Tetris is the best-selling video game of all time, ported to basically any device with a digital processor and a means of input for the last 30 years. That ubiquity is fantastic, especially in light of recent studies that suggest Tetris is a potent tool for reducing the long-term effects of trauma, even after the traumatic memories have already been set.
Following a memorable event, there is a window of roughly six hours during which the brain sorts out the memories for long-term storage. Sleeping aids in this process, with current thinking supporting the idea that memory consolidation is one of sleep’s primary functions.
Particularly traumatic events can be stored in such a way that vivid, intrusive flashbacks reoccur frequently, sometimes contributing to full-blown post-traumatic stress disorder (PTSD), particularly in extreme cases such as survivors of rape, torture, military combat, or car accidents.
Reheated memories
Emily Holmes, of the Medical Research Council Cognition and Brain Sciences Unit in Cambridge, has been looking into Tetris as a way to help dampen those effects, according to New Scientist. In 2009, Holmes conducted a study showing that people who played Tetris for half an hour immediately after being exposed to traumatic video footage had substantially fewer flashbacks and scored lower on a standard PTSD assessment test.
While that was a promising result, it hinged on people playing the game immediately following a traumatic event, which is obviously not always feasible. Holmes and her team continued that work more recently with a follow-up study to see whether similar results could be achieved after that crucial window has passed. 56 participants watched distressing video footage and were then sent home to sleep on it. A day later, after the memories had been codified, the subjects returned to the lab and looked at still images from the videos in order to reactivate the memories, making them more malleable. “It’s a bit like hard plasticine that’s a certain shape,” explained Holmes. “When you warm it up, it becomes malleable and you can start reshaping it.”

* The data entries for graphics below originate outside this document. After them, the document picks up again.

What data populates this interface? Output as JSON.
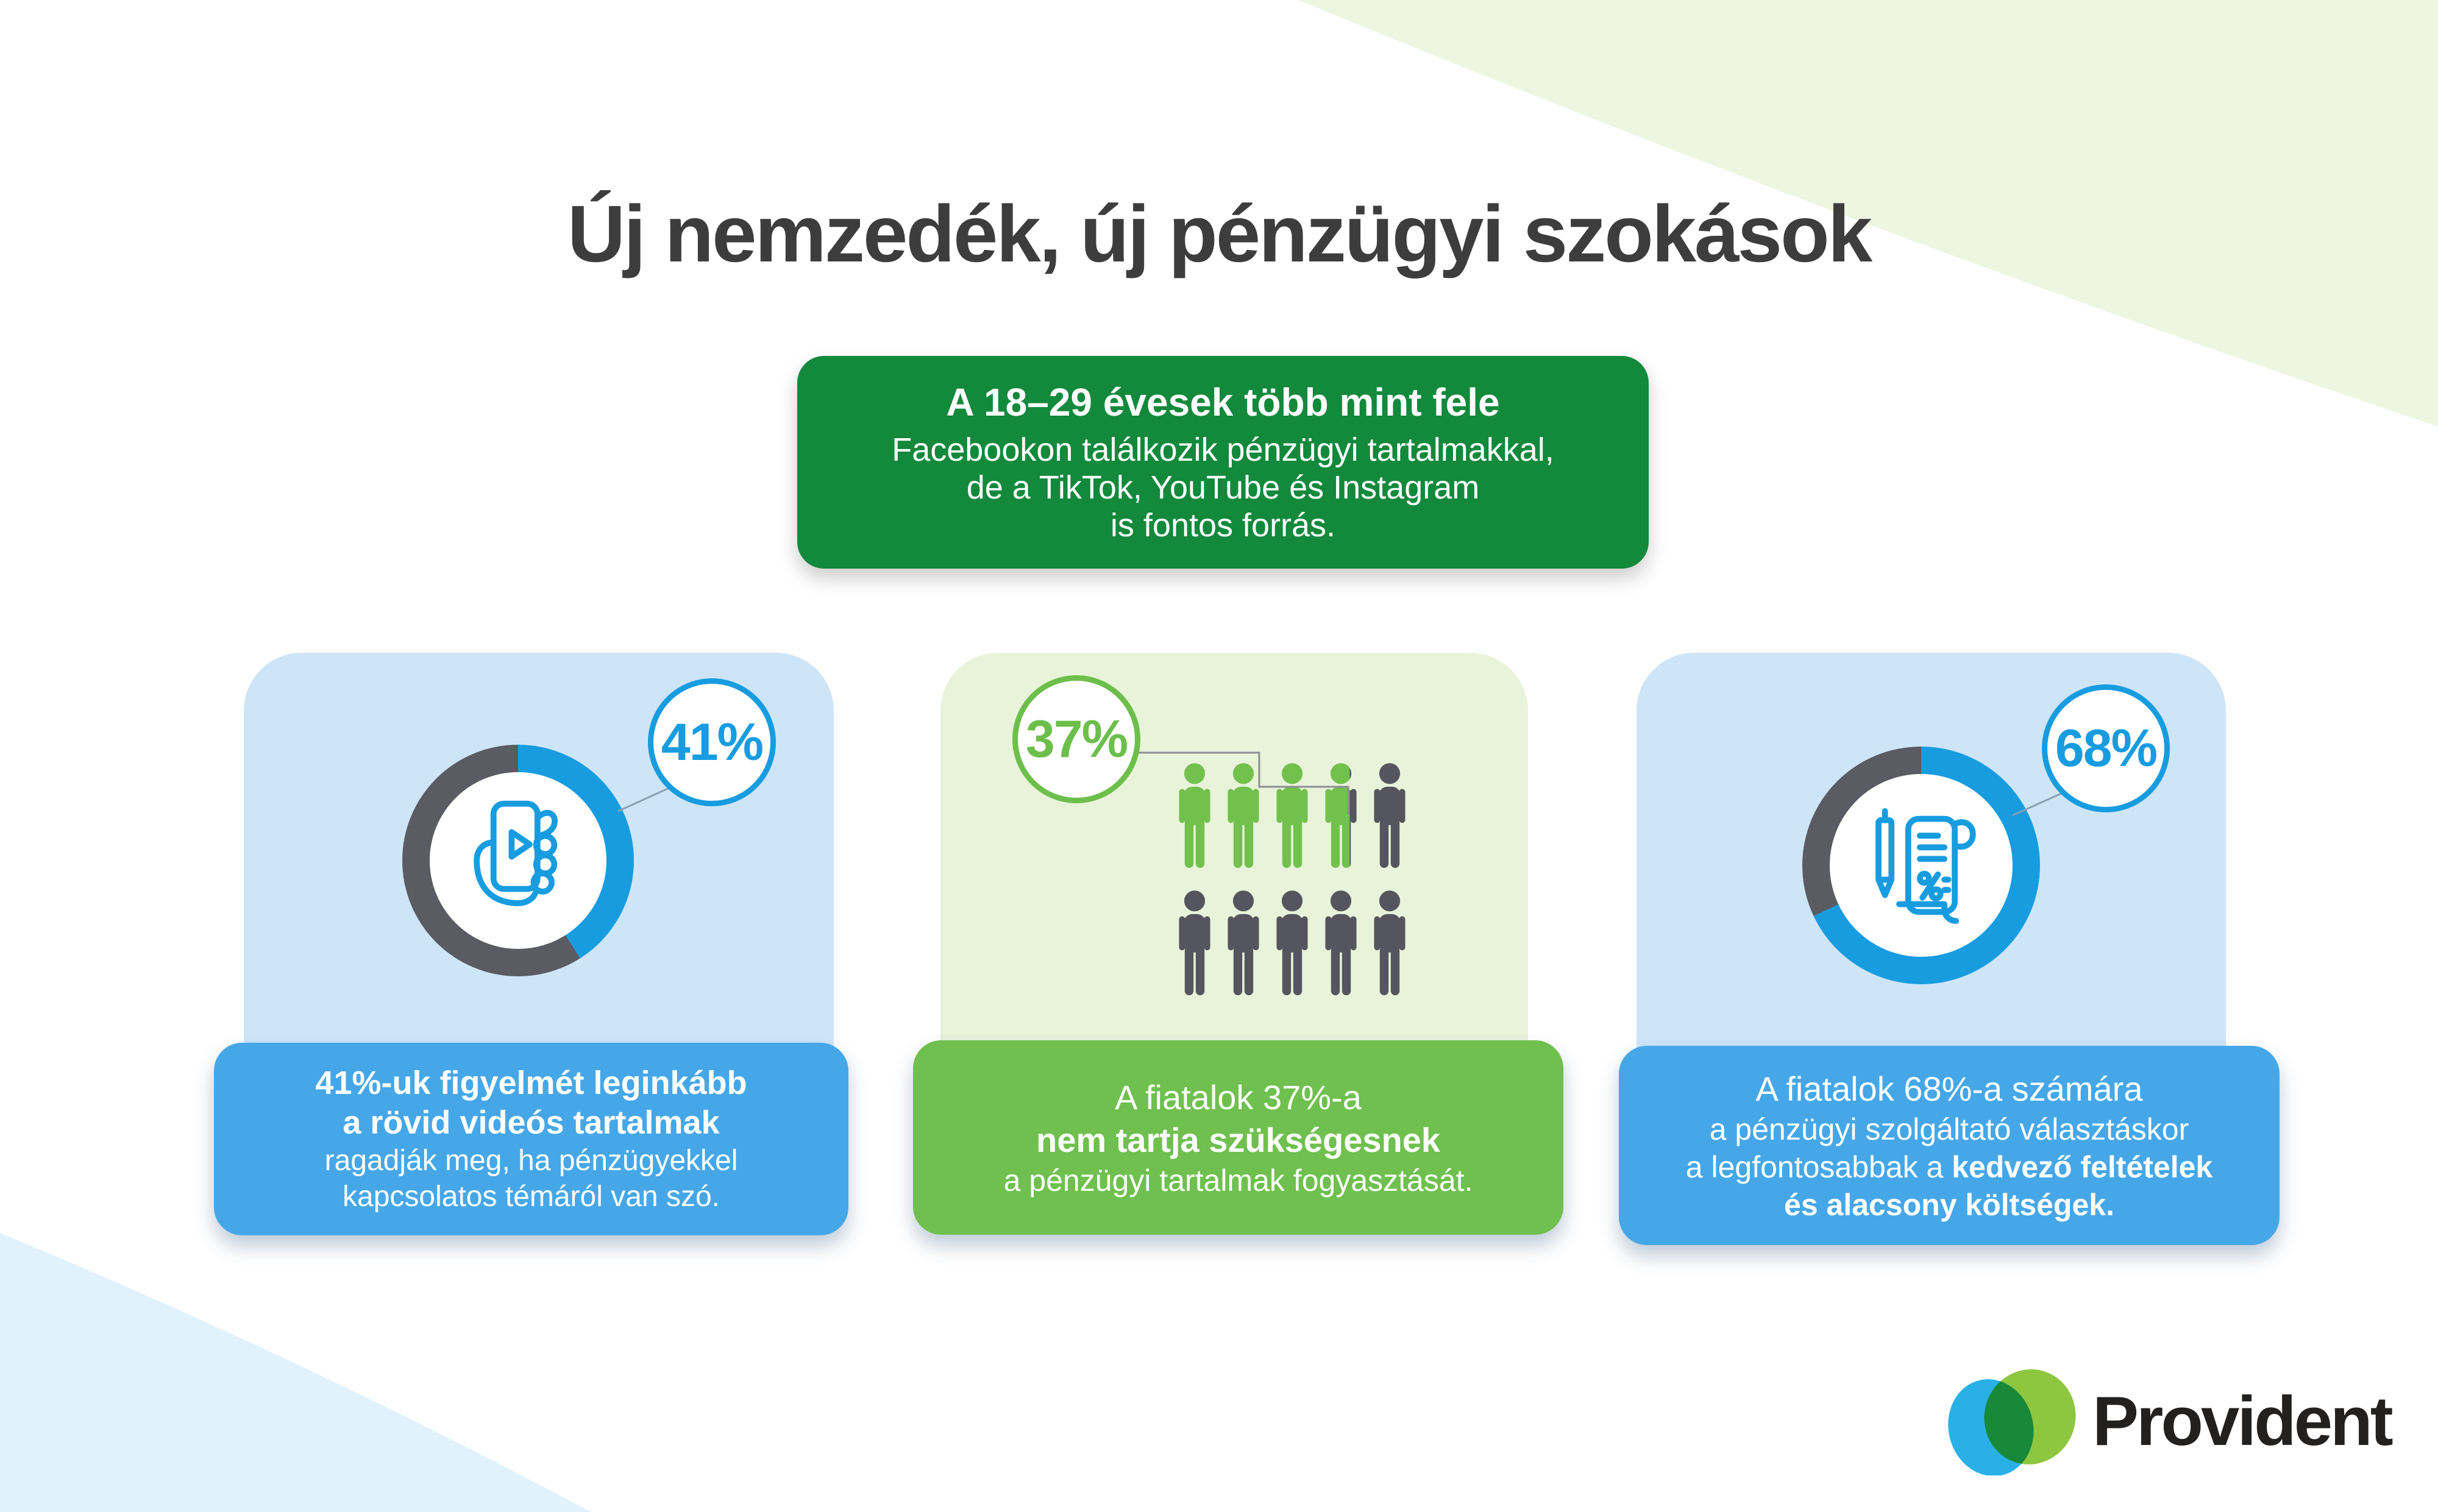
{
  "title": "Új nemzedék, új pénzügyi szokások",
  "header_box": {
    "headline": "A 18–29 évesek több mint fele",
    "line1": "Facebookon találkozik pénzügyi tartalmakkal,",
    "line2": "de a TikTok, YouTube és Instagram",
    "line3": "is fontos forrás."
  },
  "cards": [
    {
      "badge": "41%",
      "icon": "hand-holding-phone-video-icon",
      "line1_bold": "41%-uk figyelmét leginkább",
      "line2_bold": "a rövid videós tartalmak",
      "line3": "ragadják meg, ha pénzügyekkel",
      "line4": "kapcsolatos témáról van szó."
    },
    {
      "badge": "37%",
      "icon": "people-pictograph",
      "line1": "A fiatalok 37%-a",
      "line2_bold": "nem tartja szükségesnek",
      "line3": "a pénzügyi tartalmak fogyasztását."
    },
    {
      "badge": "68%",
      "icon": "contract-scroll-and-pen-icon",
      "line1": "A fiatalok 68%-a számára",
      "line2": "a pénzügyi szolgáltató választáskor",
      "line3_regular": "a legfontosabbak a ",
      "line3_bold": "kedvező feltételek",
      "line4_bold": "és alacsony költségek."
    }
  ],
  "logo": {
    "text": "Provident"
  },
  "chart_data": [
    {
      "type": "donut",
      "label": "41%",
      "value": 41,
      "unit": "%",
      "start": "12-oclock-clockwise",
      "description": "41%-uk figyelmét leginkább a rövid videós tartalmak ragadják meg, ha pénzügyekkel kapcsolatos témáról van szó.",
      "colors": {
        "filled": "#179ce0",
        "rest": "#5a5b63"
      }
    },
    {
      "type": "pictograph",
      "label": "37%",
      "value": 37,
      "unit": "%",
      "total_icons": 10,
      "filled_icons": 3.7,
      "rows": 2,
      "columns": 5,
      "description": "A fiatalok 37%-a nem tartja szükségesnek a pénzügyi tartalmak fogyasztását.",
      "colors": {
        "filled": "#72c14d",
        "rest": "#54555e"
      }
    },
    {
      "type": "donut",
      "label": "68%",
      "value": 68,
      "unit": "%",
      "start": "12-oclock-clockwise",
      "description": "A fiatalok 68%-a számára a pénzügyi szolgáltató választáskor a legfontosabbak a kedvező feltételek és alacsony költségek.",
      "colors": {
        "filled": "#179ce0",
        "rest": "#5a5b63"
      }
    }
  ],
  "colors": {
    "background": "#ffffff",
    "blob_green": "#eef6e2",
    "blob_blue": "#e2f2fd",
    "title_text": "#3d3d3d",
    "header_green": "#13893c",
    "card_blue_bg": "#cee5f8",
    "card_green_bg": "#e9f3da",
    "box_blue": "#46a7e8",
    "box_green": "#6fc04f",
    "accent_blue": "#179ce0",
    "accent_green": "#6cbf4b",
    "donut_gray": "#5a5b63",
    "people_green": "#72c14d",
    "people_gray": "#54555e",
    "leader_line": "#8aa0b0",
    "bracket_line": "#8d8d95",
    "logo_cyan": "#29b0e6",
    "logo_green": "#8dc63f",
    "logo_text": "#222120"
  }
}
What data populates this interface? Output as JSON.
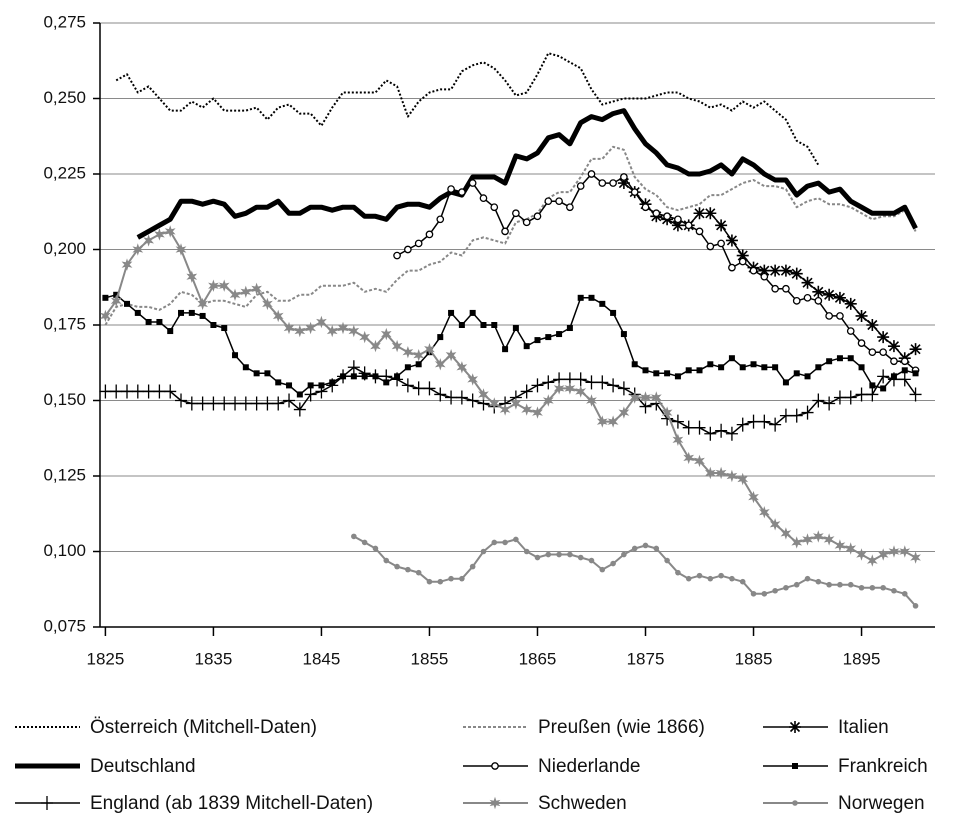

Half of the participants then played Tetris for 12 minutes while the other half sat quietly. In the following week, the group that played Tetris demonstrated very similar results to those from the initial study, experiencing fewer than half as many intrusive memories and scoring lower on standard PTSD diagnostics.
Paging Dr. Mario
So how does stacking colorful blocks deflect traumatic flashbacks? Holmes suspects that it has to do with our limited bandwidth for visual processing. Tetris is very demanding of our visual cortex, and as a result, when people play it during periods of memory formation, it acts as a sort of “cognitive blockade,” eating up our brain’s resources and thus diminishing the strength of the visual components of traumatic memories.
The resulting memories are still there, but are less vivid, and thus less easily triggered. Holmes suspects that other visually-intensive games such as Candy Crush could serve a similar purpose. Little did Nintendo suspect that Dr. Mario might offer real medical value one day. Should first aid kits include Game Boys?
Holmes’ team still has a lot of work ahead before it can establish Tetris as a bona fide psychological treatment, but they are already testing it in hospital emergency rooms with people who were involved in car accidents. Even if the effect is small, it’s simple enough to be an extremely useful and easily-accessible tool, according to Holmes. “Think of it like hand washing. Hand washing is not a fancy intervention, but it can reduce all sorts of illness. This is similar – if the experimental result translates, it could be a cheap preventive measure informed by science.”
As for dealing with Tetris-related anxiety, you will probably need to look elsewhere.